The empirical record undermines the mythology decisively and repeatedly, yet the mythology persists. Studies of economic mobility consistently show that where you are born — both geographically and in terms of family income — is among the strongest predictors of where you end up. Research on the Forbes 400 richest Americans shows that a significant proportion inherited substantial wealth, received major family financial assistance, or benefited from connections that were themselves the product of inherited advantage. The "self-made" billionaire is almost always someone who had significant assets, education, or network advantages that the story of self-making obscures.
The mythology's racial and gender dimensions are among its most consequential and least acknowledged aspects. "Self-made" stories center almost exclusively on white men. When white men succeed, the narrative attributes it to their individual qualities. When women or people of color succeed despite structural disadvantage, the narrative often still centers the individual — minimizing the structural barriers overcome — while being far less likely to generalize their success into a universal theory of how success works. Conversely, when structural disadvantage prevents success, the individual failure framing falls disproportionately on those who faced the greatest structural barriers. The mythology, in other words, is not racially or gender-neutral in its application: it generates impunity for the structural advantages of some and blame for the structural disadvantages of others.

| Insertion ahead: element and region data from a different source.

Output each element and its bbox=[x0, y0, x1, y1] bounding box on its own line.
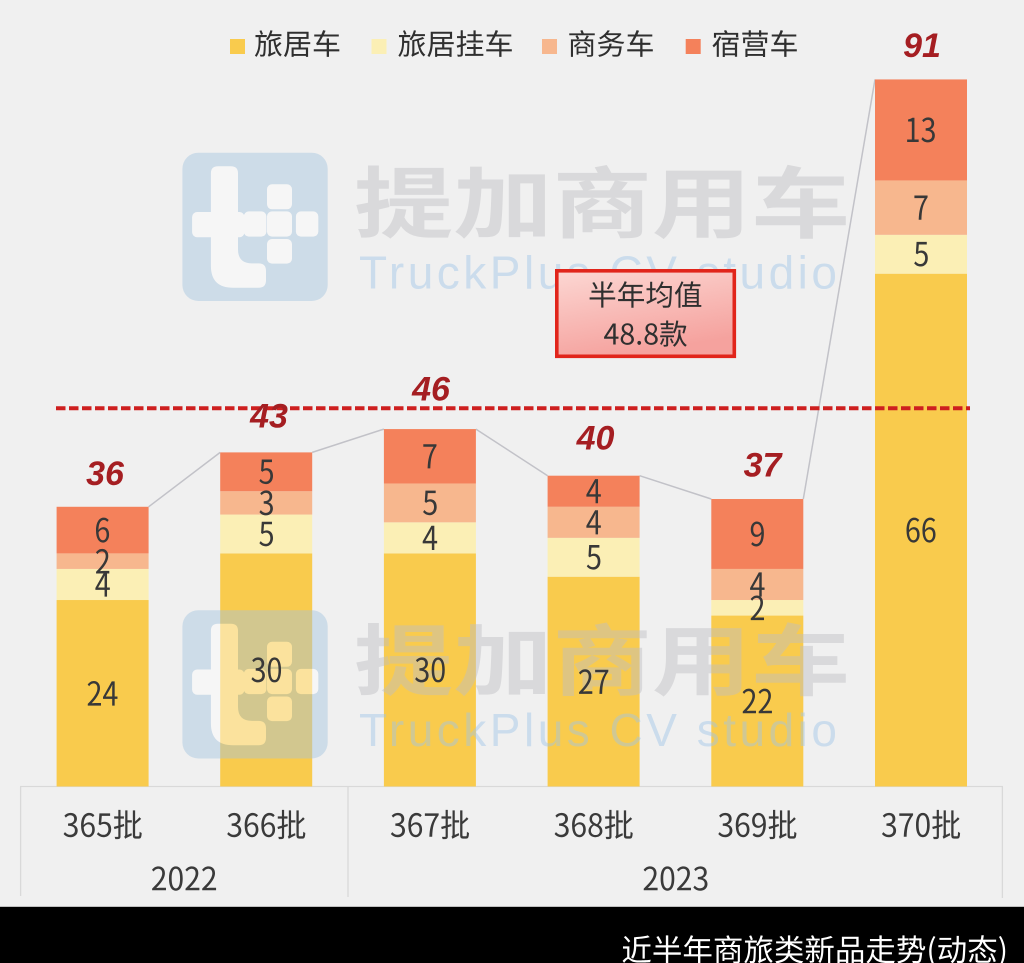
svg-text:TruckPlus CV studio: TruckPlus CV studio bbox=[359, 704, 837, 756]
svg-text:36: 36 bbox=[86, 455, 125, 493]
svg-text:37: 37 bbox=[744, 447, 784, 485]
svg-text:46: 46 bbox=[411, 371, 451, 409]
svg-text:91: 91 bbox=[903, 27, 941, 65]
svg-text:43: 43 bbox=[249, 398, 288, 436]
svg-text:40: 40 bbox=[576, 420, 615, 458]
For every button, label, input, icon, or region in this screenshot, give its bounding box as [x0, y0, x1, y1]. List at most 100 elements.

Historically, many of the largest American fortunes were built with direct government assistance: land grants, homestead acts, railroad subsidies, military contracts, intellectual property protections, and regulatory capture that eliminated competition. The tech industry's foundational technologies — the internet, GPS, touchscreens, public-key encryption — were developed with public investment. The pharmaceutical industry's blockbuster drugs rest on publicly funded basic research. The "self-made" mythology requires the systematic erasure of this public substrate from the origin stories of private wealth. It is, in part, a theft of public credit: the conversion of collective investment into private narrative.
Law 0 — Humility, Grace, and Forgiveness — is precisely what the self-made mythology denies. Humility, at a collective scale, means acknowledging the radical extent to which any individual success depends on public goods, social networks, inherited advantage, institutional infrastructure, and outright luck. It means refusing the hubris of self-attribution — the claim that what one achieved was produced by oneself alone. Grace means extending to the unsuccessful the same decoupling of worth from outcome that the successful claim for themselves when things go wrong. Forgiveness means releasing the blame that the mythology concentrates on those who do not succeed, recognizing it as a structural misdirection rather than an honest accounting.
The political consequences of challenging the self-made mythology are significant. Tax policy, social safety net design, educational investment, and labor law all look different when the frame is collective investment rather than individual merit. A society that honestly reckons with the extent to which individual success is a collective product is a society that can justify redistribution not as charity but as the fair accounting of what was built together.